ブランド的価値を持つ会社ほどROICが高い
ROICは、社会的に確固たる地位を築いている会社ほど指数が高いことが指摘されており、これには市場原理が大きく関与しています。
知名度が高く、絶大な人気を誇っているブランドの場合、価格を引き下げなくても消費者が納得して購入しており、しかも高い満足度を示してもらえます。
エルメスやシャネルといったブランドがアウトレットに出店しなくても君臨していられるのは、ブランド的な価値があるからにおいて他なりません。
一方で、一般的な小売業に視線を移してみると、単価数円単位での値下げを繰り返すことによって顧客を確保しようとする企業が目立ちます。
これでは投資に対する収益を上げられず、ROICの数値が下がってしまうのも当然と言えるでしょう。
つまりROICの数値が高い企業は確固たる看板商品を持つ企業と言えますし、裏を返せば絶対的な権力を持つ企業の指数を調べれば、ROICの高い銘柄を見つけやすくなります。
ROICにもデメリットがある
ROICを活用する際に注意しなければならないのは、営業利益の計算方法が変更される可能性を含んでいることです。
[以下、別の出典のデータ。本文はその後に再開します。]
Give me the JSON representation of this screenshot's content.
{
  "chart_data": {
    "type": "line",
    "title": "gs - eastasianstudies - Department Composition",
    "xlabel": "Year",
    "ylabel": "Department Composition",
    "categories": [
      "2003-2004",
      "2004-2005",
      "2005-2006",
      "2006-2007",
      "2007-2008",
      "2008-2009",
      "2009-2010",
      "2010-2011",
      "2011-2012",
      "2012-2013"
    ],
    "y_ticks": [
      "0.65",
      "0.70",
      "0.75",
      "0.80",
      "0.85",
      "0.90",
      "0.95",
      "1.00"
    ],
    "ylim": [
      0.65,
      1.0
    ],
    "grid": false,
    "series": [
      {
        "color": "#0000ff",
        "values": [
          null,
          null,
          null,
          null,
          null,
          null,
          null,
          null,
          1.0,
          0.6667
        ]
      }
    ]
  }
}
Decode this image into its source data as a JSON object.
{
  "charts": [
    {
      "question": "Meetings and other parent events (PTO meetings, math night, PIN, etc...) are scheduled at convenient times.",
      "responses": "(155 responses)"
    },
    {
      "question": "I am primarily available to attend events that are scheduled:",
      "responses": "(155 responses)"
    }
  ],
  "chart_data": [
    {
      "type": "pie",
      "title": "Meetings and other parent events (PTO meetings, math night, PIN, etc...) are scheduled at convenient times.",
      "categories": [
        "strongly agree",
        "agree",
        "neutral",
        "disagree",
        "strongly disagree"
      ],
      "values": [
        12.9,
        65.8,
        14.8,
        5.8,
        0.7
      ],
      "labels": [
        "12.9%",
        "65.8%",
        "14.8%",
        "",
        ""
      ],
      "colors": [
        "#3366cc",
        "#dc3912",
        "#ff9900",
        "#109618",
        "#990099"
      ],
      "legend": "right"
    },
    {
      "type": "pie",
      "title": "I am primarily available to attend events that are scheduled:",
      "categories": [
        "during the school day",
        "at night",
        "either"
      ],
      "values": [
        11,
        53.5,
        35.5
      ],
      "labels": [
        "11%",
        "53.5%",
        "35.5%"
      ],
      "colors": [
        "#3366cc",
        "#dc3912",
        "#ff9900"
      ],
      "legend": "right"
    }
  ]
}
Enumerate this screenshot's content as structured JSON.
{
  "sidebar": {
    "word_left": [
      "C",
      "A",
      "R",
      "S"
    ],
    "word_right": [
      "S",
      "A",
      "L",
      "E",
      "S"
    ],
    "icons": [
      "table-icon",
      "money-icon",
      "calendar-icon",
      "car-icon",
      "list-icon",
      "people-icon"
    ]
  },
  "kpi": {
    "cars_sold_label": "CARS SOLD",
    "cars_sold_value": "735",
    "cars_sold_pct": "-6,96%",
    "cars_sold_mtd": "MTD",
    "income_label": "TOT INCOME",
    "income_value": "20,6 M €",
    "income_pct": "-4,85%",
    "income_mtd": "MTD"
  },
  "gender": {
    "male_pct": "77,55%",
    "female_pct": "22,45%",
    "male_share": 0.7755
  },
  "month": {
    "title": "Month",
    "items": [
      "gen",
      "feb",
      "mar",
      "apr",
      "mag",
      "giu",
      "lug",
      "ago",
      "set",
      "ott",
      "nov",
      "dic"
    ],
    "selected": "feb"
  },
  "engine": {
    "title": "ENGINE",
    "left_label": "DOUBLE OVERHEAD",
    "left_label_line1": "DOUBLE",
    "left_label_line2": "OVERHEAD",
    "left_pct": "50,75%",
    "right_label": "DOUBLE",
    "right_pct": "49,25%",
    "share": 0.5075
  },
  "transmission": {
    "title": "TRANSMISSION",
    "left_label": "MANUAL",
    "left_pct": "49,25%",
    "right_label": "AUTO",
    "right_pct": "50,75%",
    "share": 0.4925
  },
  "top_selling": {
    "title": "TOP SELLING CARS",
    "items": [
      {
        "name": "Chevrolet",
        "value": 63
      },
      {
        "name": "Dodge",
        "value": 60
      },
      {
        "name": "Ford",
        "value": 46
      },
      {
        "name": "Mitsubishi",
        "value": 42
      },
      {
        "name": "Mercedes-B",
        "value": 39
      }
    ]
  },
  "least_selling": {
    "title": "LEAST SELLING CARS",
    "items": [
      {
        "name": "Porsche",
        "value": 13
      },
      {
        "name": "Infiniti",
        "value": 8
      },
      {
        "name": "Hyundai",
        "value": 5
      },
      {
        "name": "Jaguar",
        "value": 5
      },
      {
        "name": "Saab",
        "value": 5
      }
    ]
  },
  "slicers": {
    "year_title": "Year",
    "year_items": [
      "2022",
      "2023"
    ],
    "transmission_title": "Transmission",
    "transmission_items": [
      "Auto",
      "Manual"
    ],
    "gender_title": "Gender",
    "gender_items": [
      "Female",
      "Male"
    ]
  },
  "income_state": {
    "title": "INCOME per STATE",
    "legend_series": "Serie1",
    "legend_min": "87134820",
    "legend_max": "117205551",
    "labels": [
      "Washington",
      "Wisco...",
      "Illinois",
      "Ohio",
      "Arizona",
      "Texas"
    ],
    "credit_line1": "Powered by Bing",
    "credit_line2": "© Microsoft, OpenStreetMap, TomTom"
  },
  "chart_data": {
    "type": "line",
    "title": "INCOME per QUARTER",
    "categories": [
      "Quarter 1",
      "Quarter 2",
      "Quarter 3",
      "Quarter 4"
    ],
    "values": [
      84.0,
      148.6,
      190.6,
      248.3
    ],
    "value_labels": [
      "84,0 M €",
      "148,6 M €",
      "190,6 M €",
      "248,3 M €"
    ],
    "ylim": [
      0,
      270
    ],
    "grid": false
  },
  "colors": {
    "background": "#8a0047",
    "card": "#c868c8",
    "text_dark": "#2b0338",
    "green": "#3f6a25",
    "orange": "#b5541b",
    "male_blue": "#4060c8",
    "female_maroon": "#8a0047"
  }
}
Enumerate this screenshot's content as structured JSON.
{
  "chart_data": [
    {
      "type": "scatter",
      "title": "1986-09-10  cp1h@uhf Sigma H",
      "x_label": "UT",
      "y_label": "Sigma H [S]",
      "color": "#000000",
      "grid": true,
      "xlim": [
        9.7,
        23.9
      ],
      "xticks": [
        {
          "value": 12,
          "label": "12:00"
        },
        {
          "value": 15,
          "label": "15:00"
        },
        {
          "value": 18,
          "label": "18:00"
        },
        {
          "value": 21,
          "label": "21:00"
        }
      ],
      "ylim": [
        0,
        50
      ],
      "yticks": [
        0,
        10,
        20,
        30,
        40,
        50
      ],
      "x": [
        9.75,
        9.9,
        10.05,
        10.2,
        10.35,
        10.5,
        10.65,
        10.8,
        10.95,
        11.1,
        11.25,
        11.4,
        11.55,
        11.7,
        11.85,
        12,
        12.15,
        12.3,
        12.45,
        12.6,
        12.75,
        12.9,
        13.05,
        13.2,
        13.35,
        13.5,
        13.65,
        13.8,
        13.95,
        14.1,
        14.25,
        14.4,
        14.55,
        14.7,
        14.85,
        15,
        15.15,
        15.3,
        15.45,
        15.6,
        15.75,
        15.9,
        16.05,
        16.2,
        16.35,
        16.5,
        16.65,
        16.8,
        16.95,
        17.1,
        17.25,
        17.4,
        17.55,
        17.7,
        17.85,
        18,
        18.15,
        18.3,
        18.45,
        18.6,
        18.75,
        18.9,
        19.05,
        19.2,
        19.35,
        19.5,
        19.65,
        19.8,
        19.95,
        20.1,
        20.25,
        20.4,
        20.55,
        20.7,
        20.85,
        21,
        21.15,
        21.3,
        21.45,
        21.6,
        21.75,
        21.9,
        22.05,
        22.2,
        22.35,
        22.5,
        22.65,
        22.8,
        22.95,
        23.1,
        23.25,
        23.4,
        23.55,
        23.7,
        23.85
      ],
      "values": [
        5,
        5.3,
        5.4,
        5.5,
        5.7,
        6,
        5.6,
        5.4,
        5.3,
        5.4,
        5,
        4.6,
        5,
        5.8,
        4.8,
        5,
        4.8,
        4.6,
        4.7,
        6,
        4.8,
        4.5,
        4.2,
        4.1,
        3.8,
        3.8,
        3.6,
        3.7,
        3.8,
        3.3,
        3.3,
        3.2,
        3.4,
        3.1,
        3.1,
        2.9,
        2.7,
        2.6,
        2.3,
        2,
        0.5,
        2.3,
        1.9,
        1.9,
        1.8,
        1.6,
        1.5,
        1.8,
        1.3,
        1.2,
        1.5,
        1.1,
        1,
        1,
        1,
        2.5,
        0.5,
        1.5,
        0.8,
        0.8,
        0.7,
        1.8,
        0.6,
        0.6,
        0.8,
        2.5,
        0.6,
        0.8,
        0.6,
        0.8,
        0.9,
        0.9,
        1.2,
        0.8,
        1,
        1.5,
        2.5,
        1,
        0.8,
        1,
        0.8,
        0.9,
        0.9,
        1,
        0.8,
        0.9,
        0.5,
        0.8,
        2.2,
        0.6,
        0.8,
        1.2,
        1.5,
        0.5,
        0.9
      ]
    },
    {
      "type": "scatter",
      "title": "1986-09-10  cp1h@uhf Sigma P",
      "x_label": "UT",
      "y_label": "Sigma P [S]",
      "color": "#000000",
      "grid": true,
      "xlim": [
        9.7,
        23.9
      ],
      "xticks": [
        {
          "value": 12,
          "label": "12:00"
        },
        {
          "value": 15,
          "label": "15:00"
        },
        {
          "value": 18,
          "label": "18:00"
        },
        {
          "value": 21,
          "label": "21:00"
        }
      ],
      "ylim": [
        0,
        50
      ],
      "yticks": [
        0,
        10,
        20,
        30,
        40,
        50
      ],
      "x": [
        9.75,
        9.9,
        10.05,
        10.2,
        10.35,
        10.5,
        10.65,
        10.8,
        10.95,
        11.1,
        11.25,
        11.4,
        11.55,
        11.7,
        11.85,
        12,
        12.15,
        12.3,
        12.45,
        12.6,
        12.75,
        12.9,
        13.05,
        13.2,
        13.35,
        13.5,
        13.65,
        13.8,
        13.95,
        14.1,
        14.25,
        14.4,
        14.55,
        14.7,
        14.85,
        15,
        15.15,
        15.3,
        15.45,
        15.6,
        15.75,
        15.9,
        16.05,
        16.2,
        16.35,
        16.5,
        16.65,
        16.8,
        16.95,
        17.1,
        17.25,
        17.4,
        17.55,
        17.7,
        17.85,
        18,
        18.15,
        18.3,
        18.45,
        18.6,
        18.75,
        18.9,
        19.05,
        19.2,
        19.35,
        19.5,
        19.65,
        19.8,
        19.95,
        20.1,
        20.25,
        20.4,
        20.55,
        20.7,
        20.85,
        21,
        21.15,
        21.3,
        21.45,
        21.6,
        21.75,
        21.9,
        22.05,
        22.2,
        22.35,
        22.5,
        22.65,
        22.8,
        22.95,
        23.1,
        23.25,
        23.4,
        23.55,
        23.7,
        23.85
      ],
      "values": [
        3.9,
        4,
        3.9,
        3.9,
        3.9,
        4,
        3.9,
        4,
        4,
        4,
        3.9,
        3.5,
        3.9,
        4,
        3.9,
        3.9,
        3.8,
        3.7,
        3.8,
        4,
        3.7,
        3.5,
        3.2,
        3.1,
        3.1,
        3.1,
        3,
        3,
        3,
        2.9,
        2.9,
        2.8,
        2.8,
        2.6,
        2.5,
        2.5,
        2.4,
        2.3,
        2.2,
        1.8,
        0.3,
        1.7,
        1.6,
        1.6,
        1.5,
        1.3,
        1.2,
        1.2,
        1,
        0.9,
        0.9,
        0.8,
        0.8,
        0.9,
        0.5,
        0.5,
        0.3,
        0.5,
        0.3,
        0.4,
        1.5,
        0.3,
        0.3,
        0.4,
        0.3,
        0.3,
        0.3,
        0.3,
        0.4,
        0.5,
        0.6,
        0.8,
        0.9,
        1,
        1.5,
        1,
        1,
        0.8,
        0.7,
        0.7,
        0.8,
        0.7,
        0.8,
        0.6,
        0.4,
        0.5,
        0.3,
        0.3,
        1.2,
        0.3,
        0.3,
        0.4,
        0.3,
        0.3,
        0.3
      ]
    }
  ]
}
例えばですが、減価償却の方法を定率法から定額法に途中変更した企業がある場合には、業績が同等でも営業利益が増加します。
これはROICの数値にも大きな影響を与えることになりますから、会社の方針について注目し、ROICが信頼できる数値かそうでないかを詳しく調べましょう。
まとめ
ROICはNOPATと投下資本を使って導き出す指数であり、ROEやROAとは似て非なる存在です。
ROICを活用することによって、本業で稼いだ利益だけを考慮した指数を確認できるようになるため、会社の実態を把握する上で投資にとても役立ちます。
また、ROICはブランド的価値を持った会社ほど数値が良くなる傾向にあり、安定した長期投資を行える株式銘柄を探す方には特に利用価値があります。
ただし、営業利益の変更が行われた場合に対処できない計算法を用いているため、絶対の数値ではないことを認識しなければなりません。